Snow is an insulator, the deeper the better. It keeps plants in a comfortable state of dormancy. Even in winter, soil is giving off heat. Deep down, soil temperature is around 10 degrees or so, summer and winter. Where there’s a deep layer of snow acting as insulation, the surface temperature of the soil may be barely frozen. A study from the University of Delaware showed that for each centimetre of snow cover, the soil temperature will increase by roughly half a degree Celsius. 

Being suddenly exposed to icy blasts won’t bother tough plants, especially native ones, but any tender ones will suffer. And if the icy blasts don’t get them, the soggy soil will. The ground below may remain frozen, but nearer the surface it will be waterlogged. This happens in spring, but the ground soon thaws and normal drainage is resumed. When it happens in the middle of winter, that soggy ground refreezes. Repeat a few times and the expensive, borderline hardy perennial that you planted with care last spring will quietly succumb and no amount of coaxing will revive it. The same conditions can easily cause plants that aren’t well rooted to be heaved out of the ground, dead or alive.

I haven’t reached the point where I’m pushing wheelbarrows full of snow to the backyard to cover tender plants, but I have on occasion tossed a few extra shovelfuls over one or two. I usually mulch around the special ones in fall to help them resist the effect of winter thaws.

There are places in my backyard where the snow drifts deeper, and consequently, plants below are less prone to being prematurely exposed. The same occurs in sheltered areas, usually in shade and out of the wind. It’s worthwhile to note these places as they are in effect, micro-climates. A tender plant may require other specific considerations — soil type, sun or shade etc. — but it might just stand a better chance by being planted where it won’t be subjected to harsh conditions too early in the spring.

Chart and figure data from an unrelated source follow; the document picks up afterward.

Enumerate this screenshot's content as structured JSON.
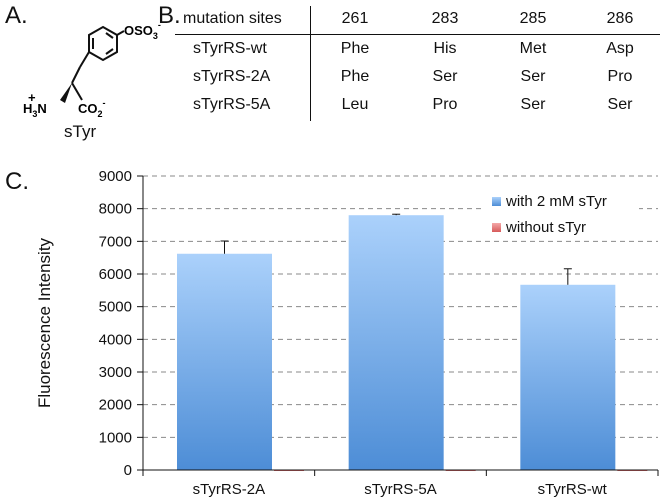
{
  "panels": {
    "a": "A.",
    "b": "B.",
    "c": "C."
  },
  "molecule": {
    "name": "sTyr",
    "sulfate_group": "OSO",
    "sulfate_sub": "3",
    "sulfate_charge": "-",
    "amine_h": "H",
    "amine_sub": "3",
    "amine_n": "N",
    "amine_charge": "+",
    "carboxylate": "CO",
    "carboxylate_sub": "2",
    "carboxylate_charge": "-"
  },
  "mutation_table": {
    "header": [
      "mutation sites",
      "261",
      "283",
      "285",
      "286"
    ],
    "rows": [
      [
        "sTyrRS-wt",
        "Phe",
        "His",
        "Met",
        "Asp"
      ],
      [
        "sTyrRS-2A",
        "Phe",
        "Ser",
        "Ser",
        "Pro"
      ],
      [
        "sTyrRS-5A",
        "Leu",
        "Pro",
        "Ser",
        "Ser"
      ]
    ]
  },
  "chart_data": {
    "type": "bar",
    "categories": [
      "sTyrRS-2A",
      "sTyrRS-5A",
      "sTyrRS-wt"
    ],
    "series": [
      {
        "name": "with 2 mM sTyr",
        "values": [
          6620,
          7800,
          5670
        ],
        "errors": [
          390,
          30,
          490
        ],
        "color": "#5b9be0"
      },
      {
        "name": "without sTyr",
        "values": [
          15,
          15,
          15
        ],
        "errors": [
          0,
          0,
          0
        ],
        "color": "#e06666"
      }
    ],
    "title": "",
    "xlabel": "",
    "ylabel": "Fluorescence Intensity",
    "ylim": [
      0,
      9000
    ],
    "yticks": [
      0,
      1000,
      2000,
      3000,
      4000,
      5000,
      6000,
      7000,
      8000,
      9000
    ],
    "grid": true,
    "legend": "top-right"
  }
}
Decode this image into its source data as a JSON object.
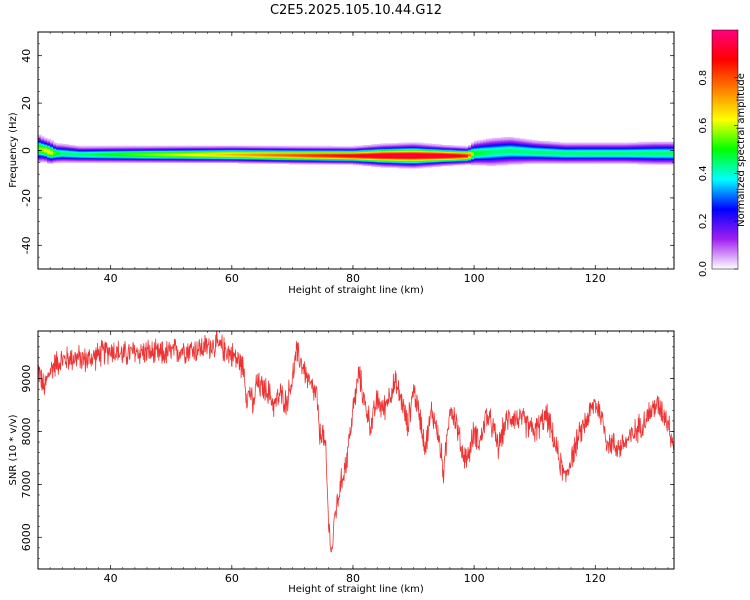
{
  "page": {
    "background": "#ffffff"
  },
  "chart_data": [
    {
      "type": "heatmap",
      "title": "C2E5.2025.105.10.44.G12",
      "xlabel": "Height of straight line (km)",
      "ylabel": "Frequency (Hz)",
      "xlim": [
        28,
        133
      ],
      "ylim": [
        -50,
        50
      ],
      "xticks": [
        40,
        60,
        80,
        100,
        120
      ],
      "yticks": [
        -40,
        -20,
        0,
        20,
        40
      ],
      "colorbar": {
        "label": "Normalized spectral amplitude",
        "range": [
          0.0,
          1.0
        ],
        "ticks": [
          0.0,
          0.2,
          0.4,
          0.6,
          0.8
        ],
        "tick_labels": [
          "0.0",
          "0.2",
          "0.4",
          "0.6",
          "0.8"
        ],
        "colormap": [
          "#ffffff",
          "#a020f0",
          "#0000ff",
          "#00ffff",
          "#00ff00",
          "#ffff00",
          "#ff8000",
          "#ff0000",
          "#ff0080"
        ]
      },
      "ridge": {
        "description_units": "Hz",
        "x": [
          28,
          29,
          30,
          31,
          32,
          35,
          40,
          50,
          60,
          70,
          80,
          85,
          90,
          95,
          99,
          100,
          103,
          106,
          110,
          115,
          120,
          125,
          130,
          133
        ],
        "center_freq": [
          1.0,
          0.5,
          -0.5,
          -1.0,
          -1.0,
          -1.5,
          -1.5,
          -1.5,
          -1.5,
          -1.8,
          -2.0,
          -2.0,
          -2.0,
          -2.0,
          -2.0,
          -1.0,
          -0.5,
          0.0,
          -0.5,
          -1.0,
          -1.0,
          -1.0,
          -1.0,
          -1.0
        ],
        "peak_amplitude": [
          0.55,
          0.6,
          0.65,
          0.5,
          0.45,
          0.45,
          0.5,
          0.6,
          0.7,
          0.8,
          0.9,
          0.95,
          0.95,
          0.95,
          0.85,
          0.5,
          0.45,
          0.45,
          0.45,
          0.45,
          0.45,
          0.45,
          0.45,
          0.45
        ],
        "half_width_hz": [
          6,
          5,
          5,
          4,
          4,
          3.5,
          3.5,
          3.5,
          3.5,
          3.5,
          3.5,
          4.5,
          5,
          4,
          3.5,
          5,
          6,
          6,
          5,
          4.5,
          4.5,
          4.5,
          5,
          5
        ]
      }
    },
    {
      "type": "line",
      "title": "",
      "xlabel": "Height of straight line (km)",
      "ylabel": "SNR (10 * v/v)",
      "xlim": [
        28,
        133
      ],
      "ylim": [
        5400,
        9900
      ],
      "xticks": [
        40,
        60,
        80,
        100,
        120
      ],
      "yticks": [
        6000,
        7000,
        8000,
        9000
      ],
      "series": [
        {
          "color": "#ee3333",
          "x": [
            28,
            29,
            30,
            31,
            32,
            34,
            36,
            38,
            40,
            42,
            44,
            46,
            48,
            50,
            52,
            54,
            56,
            57,
            58,
            59,
            60,
            61,
            62,
            62.5,
            63,
            63.5,
            64,
            66,
            67,
            68,
            69,
            70,
            70.7,
            71.5,
            72.5,
            73,
            74,
            74.5,
            75,
            75.5,
            76,
            76.5,
            77,
            78,
            79,
            80,
            81,
            82,
            83,
            84,
            85,
            86,
            87,
            88,
            89,
            90,
            91,
            92,
            93,
            94,
            95,
            96,
            97,
            98,
            99,
            100,
            101,
            102,
            103,
            104,
            105,
            106,
            108,
            110,
            112,
            113,
            114,
            115,
            116,
            118,
            120,
            121,
            122,
            124,
            126,
            128,
            130,
            131,
            132,
            133
          ],
          "values": [
            9200,
            8800,
            9150,
            9300,
            9350,
            9400,
            9350,
            9450,
            9550,
            9450,
            9500,
            9500,
            9450,
            9500,
            9550,
            9550,
            9600,
            9650,
            9600,
            9550,
            9450,
            9350,
            9200,
            8600,
            8800,
            8400,
            8900,
            8750,
            8500,
            8700,
            8550,
            9000,
            9500,
            9300,
            9000,
            8850,
            8700,
            7900,
            8000,
            7600,
            6200,
            5700,
            6400,
            7000,
            7500,
            8400,
            9100,
            8500,
            8100,
            8600,
            8400,
            8700,
            8900,
            8600,
            8100,
            8800,
            8300,
            7700,
            8400,
            8000,
            7200,
            8500,
            8200,
            7600,
            7500,
            8000,
            7800,
            8300,
            8100,
            7700,
            8100,
            8300,
            8200,
            8000,
            8300,
            7900,
            7500,
            7100,
            7500,
            8100,
            8550,
            8300,
            7800,
            7700,
            7900,
            8200,
            8500,
            8400,
            8200,
            7700
          ]
        }
      ]
    }
  ]
}
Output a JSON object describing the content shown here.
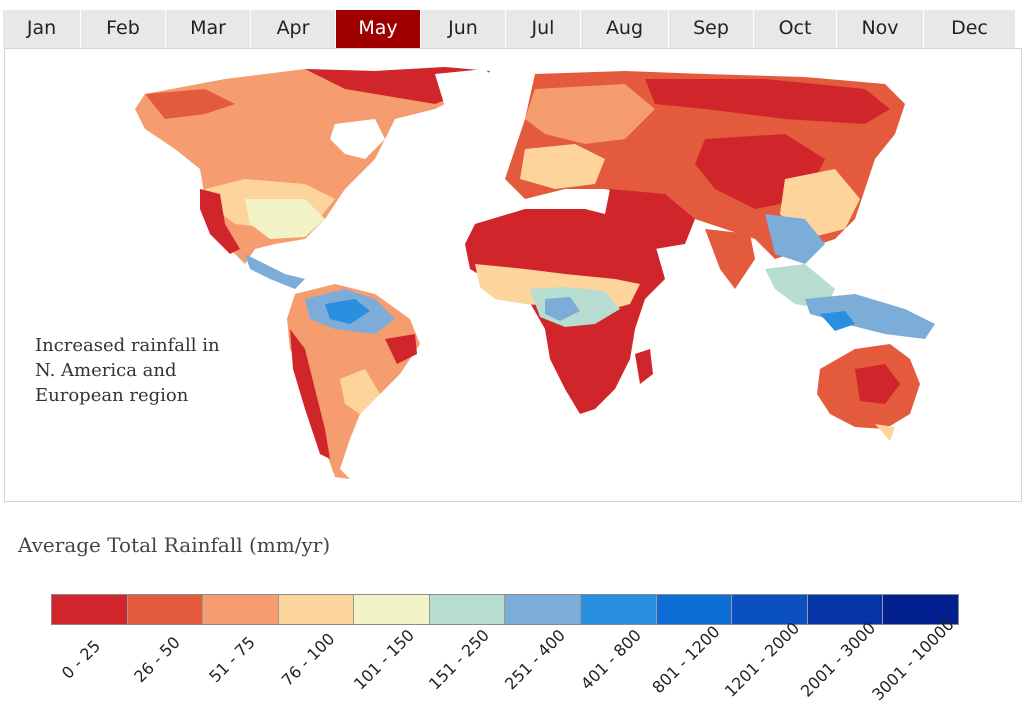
{
  "tabs": [
    "Jan",
    "Feb",
    "Mar",
    "Apr",
    "May",
    "Jun",
    "Jul",
    "Aug",
    "Sep",
    "Oct",
    "Nov",
    "Dec"
  ],
  "active_tab": "May",
  "map": {
    "annotation": "Increased rainfall in N. America and European region"
  },
  "legend": {
    "title": "Average Total Rainfall (mm/yr)",
    "bins": [
      {
        "label": "0 - 25",
        "color": "#d0262b"
      },
      {
        "label": "26 - 50",
        "color": "#e45a3d"
      },
      {
        "label": "51 - 75",
        "color": "#f59d6e"
      },
      {
        "label": "76 - 100",
        "color": "#fdd49c"
      },
      {
        "label": "101 - 150",
        "color": "#f2f2c7"
      },
      {
        "label": "151 - 250",
        "color": "#b6ddd0"
      },
      {
        "label": "251 - 400",
        "color": "#7cadd8"
      },
      {
        "label": "401 - 800",
        "color": "#2b8fe0"
      },
      {
        "label": "801 - 1200",
        "color": "#0d6fd6"
      },
      {
        "label": "1201 - 2000",
        "color": "#0a50c0"
      },
      {
        "label": "2001 - 3000",
        "color": "#0533a8"
      },
      {
        "label": "3001 - 10000",
        "color": "#021f8f"
      }
    ]
  }
}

It’s also worth noting where the opposite occurs — areas in the garden where wind consistently whips snow away to expose the soil. This happens around the base of shrubs, posts, and against a fence, or building.

The snow is often scoured away along sides of buildings, depending on the prevailing wind, although the soil may be warmed by heat loss from the house, counteracting the effect of the wind. In fact, tender plants often survive well here. For instance, spring bulbs planted close to a sheltered, south facing wall will flower days or even weeks earlier than those in the middle of a garden.  Against a fence there’s no extra heat in the soil and though the fence may cause snow to drift deeply as you may see on a leeward flowerbed, the space closest to the fence is left exposed.

It may not be immediately obvious that a change in the weather is impacting the way a garden will look in summer, but it certainly does. Ahh, summer. Brrr — hang on to that the duvet. Winter isn’t over yet.